The Unforgettable Fire, para mim, um álbum realmente inesquecível
A propósito, The Unforgettable Fire tem um significado importante para mim, pois ganhei o álbum de mais pais no meu aniversário de 15 anos, em 21 de março de 1986. Recomprei em vinyl - já como Polygram (atual Universal), em 1996, com objetivos de atualização, já que a anterior ainda era fabricada pela Warner, que vendeu os direitos de distribuir a Island Records.
Comprei mais três edições em CD (uma com capa lilás - os primeiros CDS tinham cor alterada - outra com capa roxa, a mesma do vinil e a versão remasterizada de 2014, com um CD bônus). Em todas as vezes em que comprei o álbum, em várias versões, aconteceram coisas bem boas em minha vida particular, transformando o álbum em uma espécie de souvenir desses bons momentos. Um álbum inesquecível, para fazer trocadilho com o título.
Duas referências pessoais nas canções : eu havia dedicado a faixa título a uma paixão minha de adolescência (sem ela saber), pois pensava nela toda vez que eu prestava atenção na letra.

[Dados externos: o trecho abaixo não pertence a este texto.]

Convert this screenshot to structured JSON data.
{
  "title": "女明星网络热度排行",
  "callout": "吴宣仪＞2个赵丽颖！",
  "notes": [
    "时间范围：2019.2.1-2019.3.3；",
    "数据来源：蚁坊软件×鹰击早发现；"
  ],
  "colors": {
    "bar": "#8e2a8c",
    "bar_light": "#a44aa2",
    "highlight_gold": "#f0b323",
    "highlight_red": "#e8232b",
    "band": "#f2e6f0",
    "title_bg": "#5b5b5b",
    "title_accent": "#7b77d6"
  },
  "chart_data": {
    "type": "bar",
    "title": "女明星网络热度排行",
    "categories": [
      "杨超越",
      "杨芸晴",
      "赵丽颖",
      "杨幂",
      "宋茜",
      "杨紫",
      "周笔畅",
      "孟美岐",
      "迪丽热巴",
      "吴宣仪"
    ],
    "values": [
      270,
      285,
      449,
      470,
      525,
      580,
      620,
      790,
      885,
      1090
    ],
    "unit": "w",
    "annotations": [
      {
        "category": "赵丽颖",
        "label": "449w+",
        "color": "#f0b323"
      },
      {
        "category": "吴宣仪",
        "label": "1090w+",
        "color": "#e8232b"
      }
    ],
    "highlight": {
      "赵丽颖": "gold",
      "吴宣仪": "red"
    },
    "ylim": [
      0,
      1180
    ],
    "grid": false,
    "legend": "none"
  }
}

A Sort of Homecoming (a oportunidade de voltar para casa) é o meu tema para a minha volta a Salvador, ainda em andamento. Outra coisa: meu pai considera Bad a música do U2 que ele mais gosta.
Já o The Joshua Tree, comprei em cassete em 1991 e em CD em 1998. Nada de pessoal aconteceu em especial em relação a este álbum, que apesar de não ser um dos seus melhores, é ainda melhor do que qualquer álbum que a banda é capaz de fazer desde 2000, quando a crise de criatividade contaminou a banda que curiosamente nunca mudou de formação desde 1976, quando surgiu.